Heidelberg University Biochemistry Centre, Heidelberg 69120, Germany.
Heidelberg University Biochemistry Centre, Heidelberg 69120, Germany.
Structure. 2018 Nov 6;26(11):1440-1450.e5. doi: 10.1016/j.str.2018.07.008. Epub 2018 Aug 23.
The Escherichia coli signal recognition particle (SRP) receptor, FtsY, plays a fundamental role in co-translational targeting of membrane proteins via the SRP pathway. Efficient targeting relies on membrane interaction of FtsY and heterodimerization with the SRP protein Ffh, which is driven by detachment of α helix (αN1) in FtsY. Here we show that apart from the heterodimer, FtsY forms a nucleotide-dependent homodimer on the membrane, and upon αN1 removal also in solution. Homodimerization triggers reciprocal stimulation of GTP hydrolysis and occurs in vivo. Biochemical characterization together with integrative modeling suggests that the homodimer employs the same interface as the heterodimer. Structure determination of FtsY NG+1 with GMPPNP shows that a dimerization-induced conformational switch of the γ-phosphate is conserved in Escherichia coli, filling an important gap in SRP GTPase activation. Our findings add to the current understanding of SRP GTPases and may challenge previous studies that did not consider homodimerization of FtsY.

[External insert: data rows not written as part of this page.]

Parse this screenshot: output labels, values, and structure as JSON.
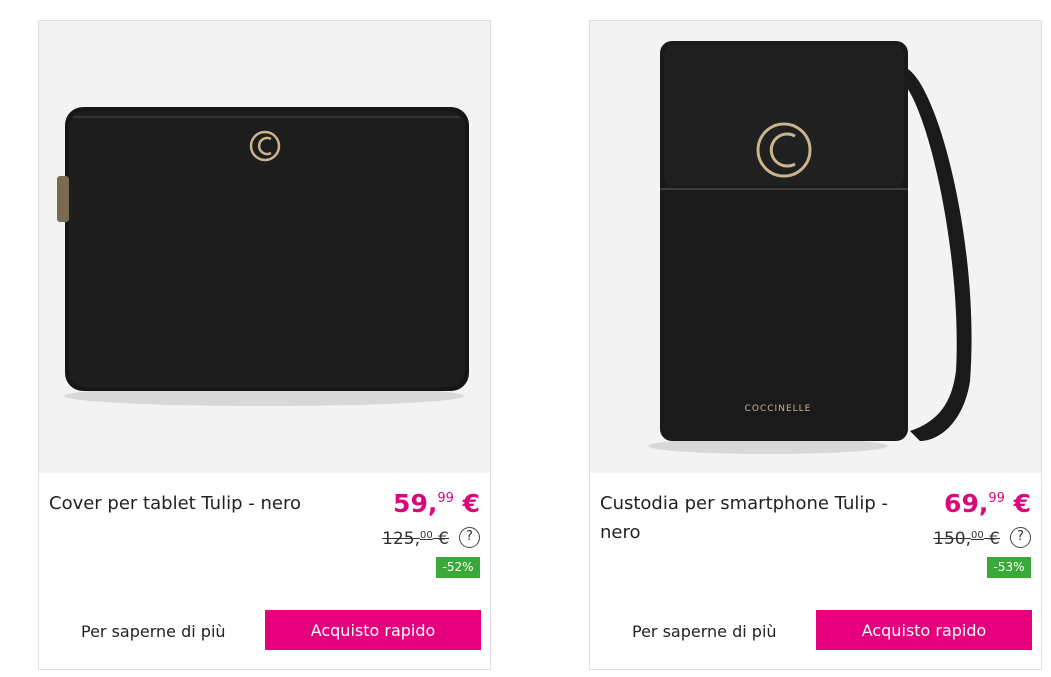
{
  "products": [
    {
      "title": "Cover per tablet Tulip - nero",
      "price_main": "59,",
      "price_cents": "99",
      "price_currency": " €",
      "old_price_main": "125,",
      "old_price_cents": "00",
      "old_price_currency": " €",
      "help_icon": "?",
      "discount": "-52%",
      "more_label": "Per saperne di più",
      "buy_label": "Acquisto rapido"
    },
    {
      "title": "Custodia per smartphone Tulip - nero",
      "price_main": "69,",
      "price_cents": "99",
      "price_currency": " €",
      "old_price_main": "150,",
      "old_price_cents": "00",
      "old_price_currency": " €",
      "help_icon": "?",
      "discount": "-53%",
      "more_label": "Per saperne di più",
      "buy_label": "Acquisto rapido",
      "brand_text": "COCCINELLE"
    }
  ],
  "colors": {
    "price": "#d9087b",
    "button": "#e6007e",
    "discount": "#3ba83a"
  }
}
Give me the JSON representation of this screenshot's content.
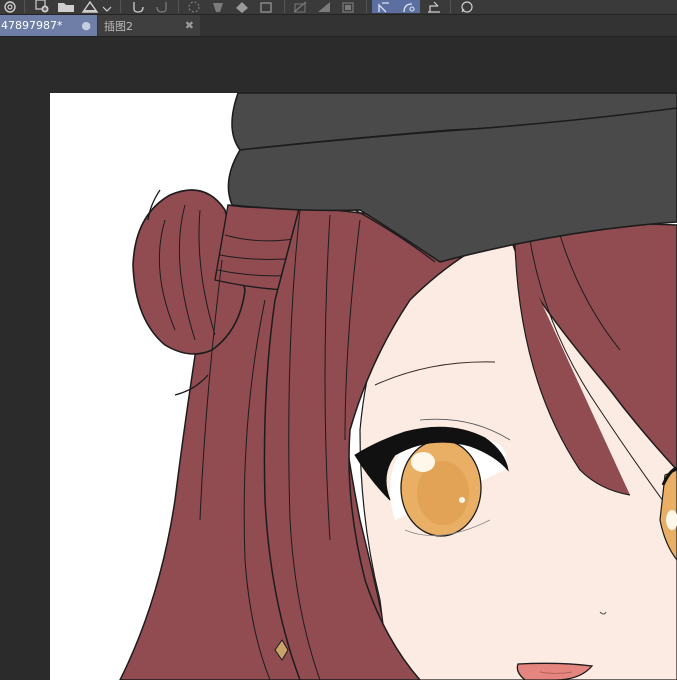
{
  "toolbar": {
    "buttons": [
      {
        "icon": "canvas-icon"
      },
      {
        "icon": "new-file-icon"
      },
      {
        "icon": "open-folder-icon"
      },
      {
        "icon": "save-icon"
      },
      {
        "icon": "dropdown-arrow-icon"
      },
      {
        "icon": "undo-icon"
      },
      {
        "icon": "redo-icon"
      },
      {
        "icon": "loading-icon"
      },
      {
        "icon": "clear-icon"
      },
      {
        "icon": "fill-icon"
      },
      {
        "icon": "transform-icon"
      },
      {
        "icon": "hide-selection-icon"
      },
      {
        "icon": "cut-icon"
      },
      {
        "icon": "copy-icon"
      },
      {
        "icon": "snap-ruler-icon"
      },
      {
        "icon": "snap-special-ruler-icon"
      },
      {
        "icon": "snap-grid-icon"
      },
      {
        "icon": "help-icon"
      }
    ]
  },
  "tabs": [
    {
      "label": "47897987*",
      "active": true
    },
    {
      "label": "插图2",
      "active": false
    }
  ],
  "colors": {
    "active_tab": "#6e7ea6",
    "hair": "#914c52",
    "hat": "#4a4a4a",
    "skin": "#fcebe2",
    "iris": "#e9b065",
    "canvas_paper": "#ffffff",
    "workspace": "#2b2b2b"
  }
}
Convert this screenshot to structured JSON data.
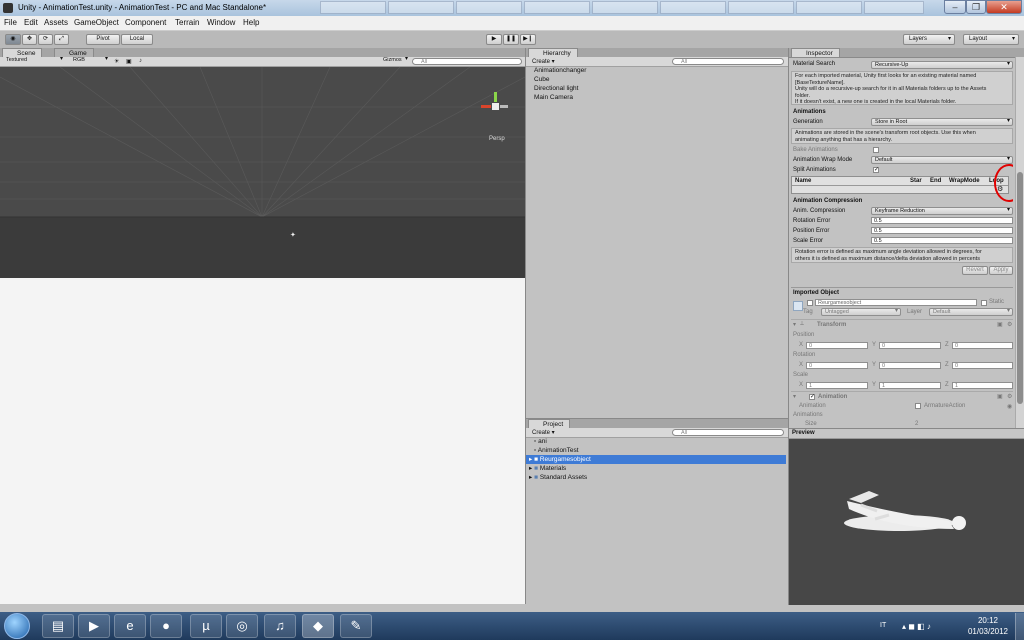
{
  "window": {
    "title": "Unity - AnimationTest.unity - AnimationTest - PC and Mac Standalone*",
    "background_tabs": [
      "",
      "",
      "",
      "",
      "",
      "",
      "",
      "",
      "",
      ""
    ]
  },
  "menubar": [
    "File",
    "Edit",
    "Assets",
    "GameObject",
    "Component",
    "Terrain",
    "Window",
    "Help"
  ],
  "toolbar": {
    "pivot": "Pivot",
    "local": "Local",
    "layers": "Layers",
    "layout": "Layout"
  },
  "scene": {
    "tabs": [
      "Scene",
      "Game"
    ],
    "render_mode": "Textured",
    "color_mode": "RGB",
    "gizmos": "Gizmos",
    "search_placeholder": "All",
    "persp": "Persp",
    "colors": {
      "sky": "#4a4a4a",
      "ground": "#f4f4f4"
    }
  },
  "hierarchy": {
    "tab": "Hierarchy",
    "create": "Create",
    "search_placeholder": "All",
    "items": [
      "Animationchanger",
      "Cube",
      "Directional light",
      "Main Camera"
    ]
  },
  "project": {
    "tab": "Project",
    "create": "Create",
    "search_placeholder": "All",
    "items": [
      "ani",
      "AnimationTest",
      "Reurgamesobject",
      "Materials",
      "Standard Assets"
    ]
  },
  "inspector": {
    "tab": "Inspector",
    "material_search_label": "Material Search",
    "material_search_value": "Recursive-Up",
    "material_help": [
      "For each imported material, Unity first looks for an existing material named",
      "[BaseTextureName].",
      "Unity will do a recursive-up search for it in all Materials folders up to the Assets",
      "folder.",
      "If it doesn't exist, a new one is created in the local Materials folder."
    ],
    "animations_header": "Animations",
    "generation_label": "Generation",
    "generation_value": "Store in Root",
    "animations_help": [
      "Animations are stored in the scene's transform root objects. Use this when",
      "animating anything that has a hierarchy."
    ],
    "bake_label": "Bake Animations",
    "wrap_label": "Animation Wrap Mode",
    "wrap_value": "Default",
    "split_label": "Split Animations",
    "split_columns": [
      "Name",
      "Star",
      "End",
      "WrapMode",
      "Loop"
    ],
    "compression_header": "Animation Compression",
    "anim_compression_label": "Anim. Compression",
    "anim_compression_value": "Keyframe Reduction",
    "rotation_error_label": "Rotation Error",
    "rotation_error_value": "0.5",
    "position_error_label": "Position Error",
    "position_error_value": "0.5",
    "scale_error_label": "Scale Error",
    "scale_error_value": "0.5",
    "compression_help": [
      "Rotation error is defined as maximum angle deviation allowed in degrees, for",
      "others it is defined as maximum distance/delta deviation allowed in percents"
    ],
    "revert": "Revert",
    "apply": "Apply",
    "imported_header": "Imported Object",
    "object_name": "Reurgamesobject",
    "static_label": "Static",
    "tag_label": "Tag",
    "tag_value": "Untagged",
    "layer_label": "Layer",
    "layer_value": "Default",
    "transform_header": "Transform",
    "position_label": "Position",
    "rotation_label": "Rotation",
    "scale_label": "Scale",
    "axes": [
      "X",
      "Y",
      "Z"
    ],
    "position_values": [
      "0",
      "0",
      "0"
    ],
    "rotation_values": [
      "0",
      "0",
      "0"
    ],
    "scale_values": [
      "1",
      "1",
      "1"
    ],
    "animation_header": "Animation",
    "animation_label": "Animation",
    "animation_value": "ArmatureAction",
    "animations_label": "Animations",
    "size_label": "Size",
    "size_value": "2"
  },
  "preview": {
    "header": "Preview"
  },
  "taskbar": {
    "language": "IT",
    "time": "20:12",
    "date": "01/03/2012",
    "icons": [
      "start-orb-icon",
      "folder-icon",
      "media-player-icon",
      "ie-icon",
      "firefox-icon",
      "utorrent-icon",
      "blender-icon",
      "itunes-icon",
      "unity-icon",
      "gimp-icon"
    ]
  },
  "annotation": {
    "color": "#e00000"
  }
}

大肠杆菌信号识别颗粒(SRP)受体 FtsY 在通过 SRP 途径进行共翻译靶向膜蛋白方面发挥着重要作用。有效的靶向依赖于 FtsY 与 SRP 蛋白 Ffh 的膜相互作用和异二聚化,这是由 FtsY 中α螺旋(αN1)的脱离驱动的。在这里,我们表明,除了异二聚体外,FtsY 在膜上形成核苷酸依赖性的同源二聚体,并且在 αN1 去除后也在溶液中形成。同源二聚化引发 GTP 水解的相互刺激,并在体内发生。生化特性分析和整合建模表明,同源二聚体使用与异二聚体相同的界面。带有 GMPPNP 的 FtsY NG+1 的结构测定表明,二聚化诱导的γ-磷酸的构象转换在大肠杆菌中是保守的,填补了 SRP GTP 酶激活的一个重要空白。我们的发现增加了对 SRP GTP 酶的现有认识,并且可能挑战以前没有考虑 FtsY 同源二聚化的研究。